Edited February 21, 2022 by MrFrizzy

JorgeB · February 21, 2022

Both pools have single and raid1 data profiles in use, this will happen when they are mounted with a missing device, run a balance to raid1 to fix it, you can prevent this issue by disabling array auto start, at least when making config changes, and making sure everything is there before starting it

MrFrizzy · February 21, 2022

@JorgeB The rebalance to RAID1 errs out on the cache pool and the process is still running on the second pool. Below is the error I am getting.

ERROR: error during balancing '/mnt/cache': Input/output error

Output of dmesg | tail

[21077.202819] BTRFS error (device sdj1): bdev /dev/sdj1 errs: wr 0, rd 0, flush 0, corrupt 297, gen 694
[21077.202838] BTRFS error (device sdj1): bdev /dev/sdj1 errs: wr 0, rd 0, flush 0, corrupt 298, gen 694
[21077.208635] BTRFS warning (device sdj1): csum failed root -9 ino 586 off 855498752 csum 0x20dbc7d1 expected csum 0x55eff1d8 mirror 1
[21077.208637] BTRFS error (device sdj1): bdev /dev/sdl1 errs: wr 0, rd 0, flush 0, corrupt 183, gen 0
[21077.208792] BTRFS warning (device sdj1): csum failed root -9 ino 586 off 855498752 csum 0x26049628 expected csum 0x55eff1d8 mirror 2
[21077.208795] BTRFS error (device sdj1): bdev /dev/sdj1 errs: wr 0, rd 0, flush 0, corrupt 299, gen 694
[21080.116515] BTRFS info (device sdj1): balance: ended with status: -5

Considering that the cache drive also has my VMs and docker containers, certainly some files changed between the last time it was in a valid RAID 1 and the current rebalance since I have both in auto-start, right?

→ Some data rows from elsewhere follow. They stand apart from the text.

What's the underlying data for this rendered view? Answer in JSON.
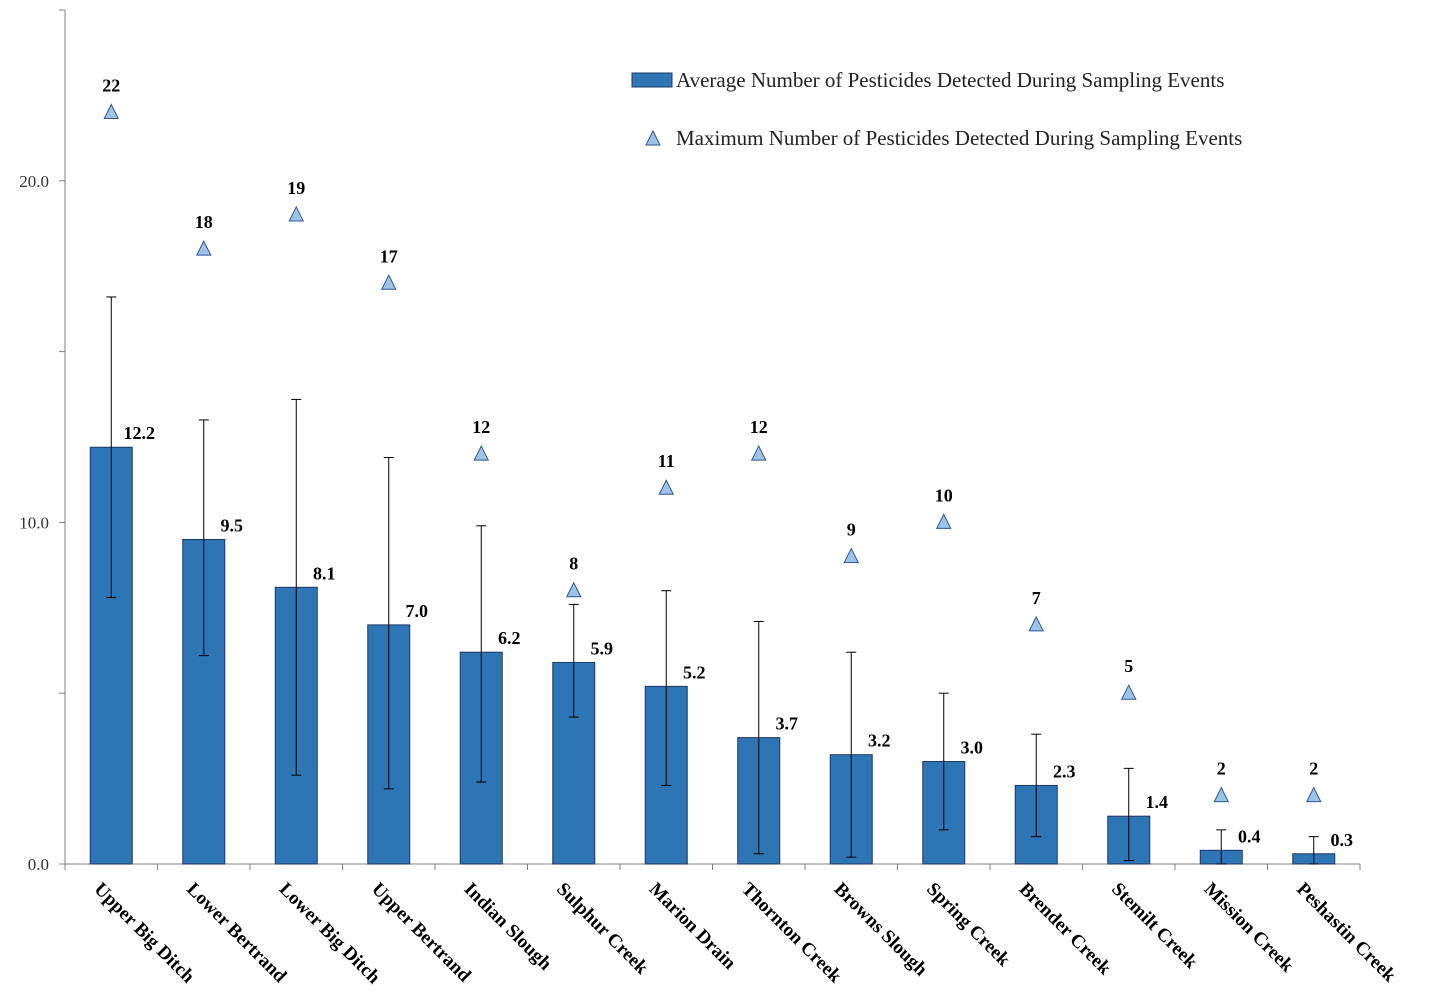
{
  "chart_data": {
    "type": "bar",
    "title": "",
    "xlabel": "",
    "ylabel": "",
    "ylim": [
      0,
      25
    ],
    "yticks": [
      0,
      10,
      20
    ],
    "ytick_labels": [
      "0.0",
      "10.0",
      "20.0"
    ],
    "minor_yticks": [
      5,
      15,
      25
    ],
    "grid": false,
    "legend_position": "top-right",
    "colors": {
      "bar": "#2E75B6",
      "bar_edge": "#1F3864",
      "marker": "#9DC3E6",
      "marker_edge": "#2F5597",
      "axis": "#808080"
    },
    "categories": [
      "Upper Big Ditch",
      "Lower Bertrand",
      "Lower Big Ditch",
      "Upper Bertrand",
      "Indian Slough",
      "Sulphur Creek",
      "Marion Drain",
      "Thornton Creek",
      "Browns Slough",
      "Spring Creek",
      "Brender Creek",
      "Stemilt Creek",
      "Mission Creek",
      "Peshastin Creek"
    ],
    "series": [
      {
        "name": "Average Number of Pesticides Detected During Sampling Events",
        "type": "bar",
        "values": [
          12.2,
          9.5,
          8.1,
          7.0,
          6.2,
          5.9,
          5.2,
          3.7,
          3.2,
          3.0,
          2.3,
          1.4,
          0.4,
          0.3
        ],
        "labels": [
          "12.2",
          "9.5",
          "8.1",
          "7.0",
          "6.2",
          "5.9",
          "5.2",
          "3.7",
          "3.2",
          "3.0",
          "2.3",
          "1.4",
          "0.4",
          "0.3"
        ],
        "error_low": [
          7.8,
          6.1,
          2.6,
          2.2,
          2.4,
          4.3,
          2.3,
          0.3,
          0.2,
          1.0,
          0.8,
          0.1,
          0.0,
          0.0
        ],
        "error_high": [
          16.6,
          13.0,
          13.6,
          11.9,
          9.9,
          7.6,
          8.0,
          7.1,
          6.2,
          5.0,
          3.8,
          2.8,
          1.0,
          0.8
        ]
      },
      {
        "name": "Maximum Number of Pesticides Detected During Sampling Events",
        "type": "marker",
        "values": [
          22,
          18,
          19,
          17,
          12,
          8,
          11,
          12,
          9,
          10,
          7,
          5,
          2,
          2
        ],
        "labels": [
          "22",
          "18",
          "19",
          "17",
          "12",
          "8",
          "11",
          "12",
          "9",
          "10",
          "7",
          "5",
          "2",
          "2"
        ]
      }
    ]
  }
}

I have found and removed the uncorrectable file (all of Krusader actually) and am trying another rebalance. The process on the second pool also failed with the same error, but the ino listed is on the cache pool so I don't quite understand that one. I will wait for the rebalance to complete successfully on the cache pool before I try it again on the second pool.

JorgeB · February 21, 2022

2 minutes ago, MrFrizzy said:
csum failed 

This means data corruption was detected, you can run a scrub and then check the syslog for a list of the corrupt files, these need to be deleted/restored from backups hen run the balance.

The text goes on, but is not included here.